Le taux de troubles du comportement est plus élevé quand la mère se déclare technoférente, alors que ce n’est pas le cas si c’est le père. « C’est une étude intéressante, mais les effets semblent relativement faibles, tempère le pédopsychiatre Bruno Falissard. Peut-être que la vraie question est : pourquoi ces parents regardent-ils si souvent leur téléphone ou leur tablette, y compris quand ils sont avec leurs enfants ? Est-ce que ce n’est pas cela qui explique ­ensuite le problème d’interaction parent-enfant ? »

D’autres recherches confirment que l’usage précoce des écrans contribue, comme chez les plus grands, à la sédentarité globale. « On peut penser que moins on expose un bébé aux écrans, plus on favorise sa trajectoire comportementale et de santé », explique Sandrine Lioret, chercheuse en épidémiologie à l’Inserm.

Face à ce constat, les avis divergent cependant sur les mesures à prendre. En France, le premier à avoir émis des recommandations pour le temps d’écran selon l’âge est le psychiatre Serge Tisseron, dès 2008, avec son « 3/6/9/12, apprivoiser les écrans et grandir ».

Pour une campagne nationale d’information

En 2009, la Direction générale de la santé a, elle, émis un avis déconseillant la ­télévision en dessous de 3 ans. L’Académie des sciences a ensuite présenté un avis de 265 pages début 2013. Jugé trop peu critique sur l’exposition aux écrans, notamment chez les petits, il a été fortement contesté dans sa méthodologie.

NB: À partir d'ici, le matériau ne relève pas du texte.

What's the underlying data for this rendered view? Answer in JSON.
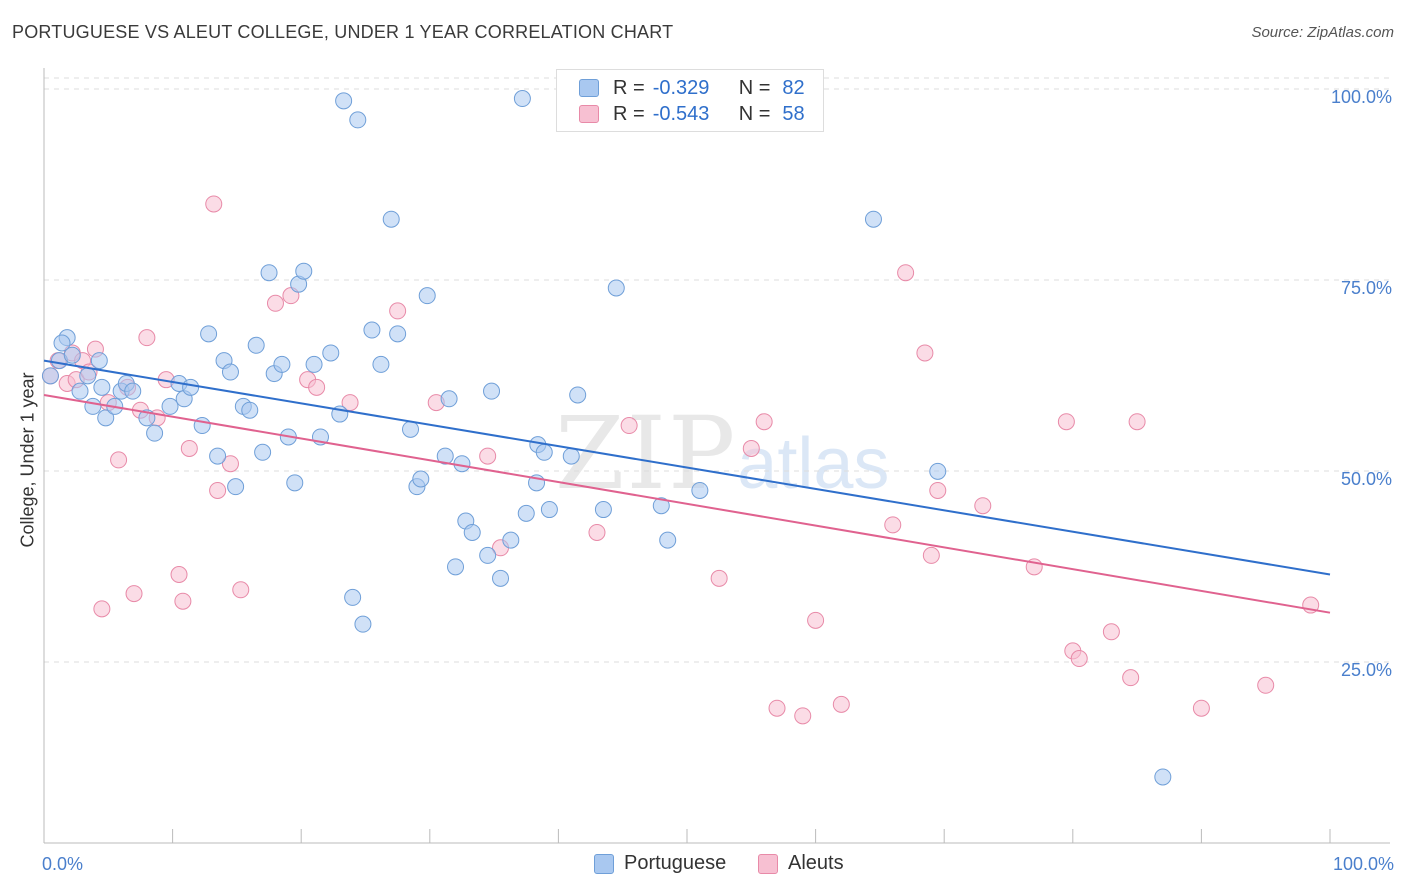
{
  "title": "PORTUGUESE VS ALEUT COLLEGE, UNDER 1 YEAR CORRELATION CHART",
  "source": "Source: ZipAtlas.com",
  "watermark": {
    "zip": "ZIP",
    "atlas": "atlas"
  },
  "legend": {
    "r_label": "R =",
    "n_label": "N =",
    "rows": [
      {
        "r": "-0.329",
        "n": "82"
      },
      {
        "r": "-0.543",
        "n": "58"
      }
    ]
  },
  "colors": {
    "portuguese_fill": "#a9c8f0",
    "portuguese_stroke": "#6f9fd8",
    "portuguese_line": "#2f6fcb",
    "aleuts_fill": "#f7c0d2",
    "aleuts_stroke": "#e88aa8",
    "aleuts_line": "#e0628f",
    "tick_label": "#4a7fcc"
  },
  "chart_data": {
    "type": "scatter",
    "title": "PORTUGUESE VS ALEUT COLLEGE, UNDER 1 YEAR CORRELATION CHART",
    "xlabel": "",
    "ylabel": "College, Under 1 year",
    "xlim": [
      0,
      100
    ],
    "ylim": [
      5,
      105
    ],
    "x_tick_labels": [
      "0.0%",
      "100.0%"
    ],
    "y_ticks": [
      25,
      50,
      75,
      100
    ],
    "y_tick_labels": [
      "25.0%",
      "50.0%",
      "75.0%",
      "100.0%"
    ],
    "grid": "horizontal dashed",
    "legend_position": "top-center",
    "series": [
      {
        "name": "Portuguese",
        "trend": {
          "x": [
            0,
            100
          ],
          "y": [
            65.5,
            37.5
          ]
        },
        "points": [
          [
            0.5,
            63.5
          ],
          [
            1.2,
            65.5
          ],
          [
            1.8,
            68.5
          ],
          [
            1.4,
            67.8
          ],
          [
            2.2,
            66.2
          ],
          [
            2.8,
            61.5
          ],
          [
            3.4,
            63.5
          ],
          [
            3.8,
            59.5
          ],
          [
            4.3,
            65.5
          ],
          [
            4.5,
            62.0
          ],
          [
            4.8,
            58.0
          ],
          [
            5.5,
            59.5
          ],
          [
            6.0,
            61.5
          ],
          [
            6.4,
            62.5
          ],
          [
            6.9,
            61.5
          ],
          [
            8.0,
            58.0
          ],
          [
            8.6,
            56.0
          ],
          [
            9.8,
            59.5
          ],
          [
            10.5,
            62.5
          ],
          [
            10.9,
            60.5
          ],
          [
            11.4,
            62.0
          ],
          [
            12.3,
            57.0
          ],
          [
            12.8,
            69.0
          ],
          [
            13.5,
            53.0
          ],
          [
            14.0,
            65.5
          ],
          [
            14.5,
            64.0
          ],
          [
            14.9,
            49.0
          ],
          [
            15.5,
            59.5
          ],
          [
            16.0,
            59.0
          ],
          [
            16.5,
            67.5
          ],
          [
            17.0,
            53.5
          ],
          [
            17.5,
            77.0
          ],
          [
            17.9,
            63.8
          ],
          [
            18.5,
            65.0
          ],
          [
            19.0,
            55.5
          ],
          [
            19.5,
            49.5
          ],
          [
            19.8,
            75.5
          ],
          [
            20.2,
            77.2
          ],
          [
            21.0,
            65.0
          ],
          [
            21.5,
            55.5
          ],
          [
            22.3,
            66.5
          ],
          [
            23.0,
            58.5
          ],
          [
            23.3,
            99.5
          ],
          [
            24.0,
            34.5
          ],
          [
            24.4,
            97.0
          ],
          [
            24.8,
            31.0
          ],
          [
            25.5,
            69.5
          ],
          [
            26.2,
            65.0
          ],
          [
            27.0,
            84.0
          ],
          [
            27.5,
            69.0
          ],
          [
            28.5,
            56.5
          ],
          [
            29.0,
            49.0
          ],
          [
            29.3,
            50.0
          ],
          [
            29.8,
            74.0
          ],
          [
            31.2,
            53.0
          ],
          [
            31.5,
            60.5
          ],
          [
            32.0,
            38.5
          ],
          [
            32.5,
            52.0
          ],
          [
            32.8,
            44.5
          ],
          [
            33.3,
            43.0
          ],
          [
            34.5,
            40.0
          ],
          [
            34.8,
            61.5
          ],
          [
            35.5,
            37.0
          ],
          [
            36.3,
            42.0
          ],
          [
            37.5,
            45.5
          ],
          [
            37.2,
            99.8
          ],
          [
            38.3,
            49.5
          ],
          [
            38.4,
            54.5
          ],
          [
            38.9,
            53.5
          ],
          [
            39.3,
            46.0
          ],
          [
            41.0,
            53.0
          ],
          [
            41.5,
            61.0
          ],
          [
            43.5,
            46.0
          ],
          [
            44.5,
            75.0
          ],
          [
            48.0,
            46.5
          ],
          [
            48.5,
            42.0
          ],
          [
            51.0,
            48.5
          ],
          [
            64.5,
            84.0
          ],
          [
            69.5,
            51.0
          ],
          [
            87.0,
            11.0
          ]
        ]
      },
      {
        "name": "Aleuts",
        "trend": {
          "x": [
            0,
            100
          ],
          "y": [
            61.0,
            32.5
          ]
        },
        "points": [
          [
            0.5,
            63.5
          ],
          [
            1.1,
            65.5
          ],
          [
            1.8,
            62.5
          ],
          [
            2.2,
            66.5
          ],
          [
            2.5,
            63.0
          ],
          [
            3.0,
            65.5
          ],
          [
            3.5,
            64.0
          ],
          [
            4.0,
            67.0
          ],
          [
            4.5,
            33.0
          ],
          [
            5.0,
            60.0
          ],
          [
            5.8,
            52.5
          ],
          [
            6.5,
            62.0
          ],
          [
            7.0,
            35.0
          ],
          [
            7.5,
            59.0
          ],
          [
            8.0,
            68.5
          ],
          [
            8.8,
            58.0
          ],
          [
            9.5,
            63.0
          ],
          [
            10.5,
            37.5
          ],
          [
            10.8,
            34.0
          ],
          [
            11.3,
            54.0
          ],
          [
            13.2,
            86.0
          ],
          [
            13.5,
            48.5
          ],
          [
            14.5,
            52.0
          ],
          [
            15.3,
            35.5
          ],
          [
            18.0,
            73.0
          ],
          [
            19.2,
            74.0
          ],
          [
            20.5,
            63.0
          ],
          [
            21.2,
            62.0
          ],
          [
            23.8,
            60.0
          ],
          [
            27.5,
            72.0
          ],
          [
            30.5,
            60.0
          ],
          [
            34.5,
            53.0
          ],
          [
            35.5,
            41.0
          ],
          [
            43.0,
            43.0
          ],
          [
            45.5,
            57.0
          ],
          [
            52.5,
            37.0
          ],
          [
            55.0,
            54.0
          ],
          [
            56.0,
            57.5
          ],
          [
            57.0,
            20.0
          ],
          [
            59.0,
            19.0
          ],
          [
            60.0,
            31.5
          ],
          [
            62.0,
            20.5
          ],
          [
            66.0,
            44.0
          ],
          [
            67.0,
            77.0
          ],
          [
            68.5,
            66.5
          ],
          [
            69.5,
            48.5
          ],
          [
            69.0,
            40.0
          ],
          [
            73.0,
            46.5
          ],
          [
            77.0,
            38.5
          ],
          [
            79.5,
            57.5
          ],
          [
            80.0,
            27.5
          ],
          [
            80.5,
            26.5
          ],
          [
            83.0,
            30.0
          ],
          [
            84.5,
            24.0
          ],
          [
            85.0,
            57.5
          ],
          [
            90.0,
            20.0
          ],
          [
            95.0,
            23.0
          ],
          [
            98.5,
            33.5
          ]
        ]
      }
    ]
  }
}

Les sociétés savantes s’y mettent aussi. Ainsi, la Société française de pédiatrie s’apprête à publier des ­recommandations, s’inspirant de celles de l’Académie américaine de pédiatrie, publiées fin 2016. Ces dernières conseillent de ne pas exposer les moins de 2 ans et de restreindre à moins de deux heures quotidiennes la consommation des 2 à 5 ans. La Société française de pédiatrie n’a ­cependant pas fixé de limite d’âge.

Plus restrictive, l’Association française de pédiatrie ambulatoire s’inspire, elle, des conseils de Serge Tisseron, et estime notamment que la ­tablette n’est « pas prioritaire » avant 3 ans, et doit être utilisée sur des courtes durées entre 3 et 6 ans. « L’exposition aux écrans doit être totalement évitée avant l’âge de 2 ans, puis limitée à moins d’une heure par jour entre 2 et 5 ans », prône même le dernier Plan national nutrition santé. D’autres, comme Michel Desmurget et Edouard Gentaz, plaident pour une abstinence jusqu’à 6 ans. Sabine Duflo a lancé un programme de prévention, « 4 pas pour mieux avancer », pas d’écran le matin, ni durant les repas, ni dans la chambre de l’enfant, ni avant de s’endormir.

Pour les signataires de la tribune, la question de l’usage des écrans devrait en tout cas être systématiquement posée en consultation. Ils plaident aussi pour une campagne nationale d’information. Une initiative qui aiderait sans doute bien des parents à prendre conscience des enjeux.